Des niveaux d’automatisation accrus et des conséquences imprévues
Dans un effort pour réduire la variabilité introduite par l’opérateur humain, un nombre croissant de fonctions exécutées par les systèmes industriels est automatisé par des boucles de régulation et des séquences de processus. Si ces dernières soulagent l’opérateur d’une partie de la surcharge de travail, elles ont également des effets secondaires imprévus. Sachant que les équipes opérationnelles sont rarement impliquées dans la conception et la mise en œuvre de tels systèmes, elles n’ont qu’une compréhension limitée des mesures prises par le système de commande et se retrouvent déconnectées du processus. Ceci peut conduire à une dépendance excessive à l’égard du système, qui oblige l’opérateur à réagir à des mécanismes tels que des alarmes ou des inter-verrouillages de processus.

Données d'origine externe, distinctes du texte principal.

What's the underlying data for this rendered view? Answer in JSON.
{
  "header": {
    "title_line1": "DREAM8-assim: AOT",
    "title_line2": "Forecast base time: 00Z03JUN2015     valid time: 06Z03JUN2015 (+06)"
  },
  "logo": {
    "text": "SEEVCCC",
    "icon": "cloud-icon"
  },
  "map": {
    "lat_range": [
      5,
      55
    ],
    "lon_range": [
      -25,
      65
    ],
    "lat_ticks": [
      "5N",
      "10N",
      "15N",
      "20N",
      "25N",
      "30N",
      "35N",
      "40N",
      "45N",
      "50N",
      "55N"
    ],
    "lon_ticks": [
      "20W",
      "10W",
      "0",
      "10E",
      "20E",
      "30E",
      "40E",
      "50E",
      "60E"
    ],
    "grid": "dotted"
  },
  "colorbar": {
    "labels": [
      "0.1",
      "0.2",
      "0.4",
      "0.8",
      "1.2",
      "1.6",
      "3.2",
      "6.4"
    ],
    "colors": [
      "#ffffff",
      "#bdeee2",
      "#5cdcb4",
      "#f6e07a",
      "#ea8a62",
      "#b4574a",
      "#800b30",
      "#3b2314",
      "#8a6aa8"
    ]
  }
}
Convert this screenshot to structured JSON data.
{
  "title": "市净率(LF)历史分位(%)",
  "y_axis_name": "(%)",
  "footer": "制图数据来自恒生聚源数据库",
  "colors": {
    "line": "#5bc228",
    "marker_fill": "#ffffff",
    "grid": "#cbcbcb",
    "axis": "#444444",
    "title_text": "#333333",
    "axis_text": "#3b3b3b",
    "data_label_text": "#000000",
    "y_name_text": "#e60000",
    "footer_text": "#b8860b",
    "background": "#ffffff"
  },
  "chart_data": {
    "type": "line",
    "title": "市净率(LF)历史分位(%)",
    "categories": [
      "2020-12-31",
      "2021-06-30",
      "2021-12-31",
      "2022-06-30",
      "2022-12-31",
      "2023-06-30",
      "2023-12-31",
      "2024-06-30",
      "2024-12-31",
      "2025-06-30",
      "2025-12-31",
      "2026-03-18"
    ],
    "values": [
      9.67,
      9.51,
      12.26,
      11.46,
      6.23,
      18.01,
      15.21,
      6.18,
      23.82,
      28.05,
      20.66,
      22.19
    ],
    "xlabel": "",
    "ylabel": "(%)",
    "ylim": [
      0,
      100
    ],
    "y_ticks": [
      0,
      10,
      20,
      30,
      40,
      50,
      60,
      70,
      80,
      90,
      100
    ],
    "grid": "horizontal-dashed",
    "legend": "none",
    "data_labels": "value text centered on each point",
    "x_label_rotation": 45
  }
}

Il est très fréquent d’entendre dire que les équipes opérationnelles en sont réduites à trouver les raisons des verrouillages ou à répondre aux alarmes des processus. Dans ce type d’environnement, l’opérateur est seulement réactif; il ne peut pas prévenir les défaillances et ne peut que chercher à intervenir lorsqu’elles se produisent.
 
Les problèmes de personnel et leur impact sur les compétences
Les systèmes évoluent alors que les techniques de conception d’interface d’utilisateur demeurent pratiquement identiques à ce qui se faisait auparavant. Il faut donc plus de temps pour intégrer un nouvel opérateur et lui permettre de maîtriser parfaitement l’utilisation de ces systèmes. On dit souvent qu’il faut près de deux ans à un opérateur pour maîtriser un système. Cette longue période est indispensable. Elle leur permet de devenir des spécialistes du système et de parer à ces lacunes de conception. Pourtant, d’autres conditions du marché ont tendance à réduire la durée d’occupation du poste. Pratiquement tous les marchés sont confrontés à un autre problème courant: le départ à la retraite imminent des personnes qui maîtrisent le mieux les systèmes, avec la nécessité de remplacer ces spécialistes en formant rapidement ceux qui leur succèdent.
 
Le défi de l’éloignement et l’impact de l’erreur humaine
En raison des progrès dans les techniques de réseaux et de la réduction de leur coût, il est de plus en plus rare que l’opérateur travaille sur le site où se déroule effectivement le processus. Cette «délocalisation» soulève de nouveaux défis pour les équipes opérationnelles, car l’opérateur ne peut plus utiliser certains de ses sens, comme il le faisait lorsqu’il se trouvait à proximité immédiate des machines. De nombreux opérateurs ont rapporté pouvoir comprendre l’état des équipements et des processus rien qu’en écoutant les bruits, en percevant les vibrations et en sentant les odeurs. Lorsque le contrôle s’effectue à distance, cette capacité sensorielle ne peut plus s’exercer. Or, trop souvent, l’interface d’utilisateur a été mise en œuvre en recréant et en animant les schémas P&ID (Process and Instrumentation Diagram), alors que ces schémas n’ont jamais été conçus pour surmonter de tels défis. Au final, les opérateurs comprennent mal leurs systèmes et ne savent pas toujours comment les gérer correctement.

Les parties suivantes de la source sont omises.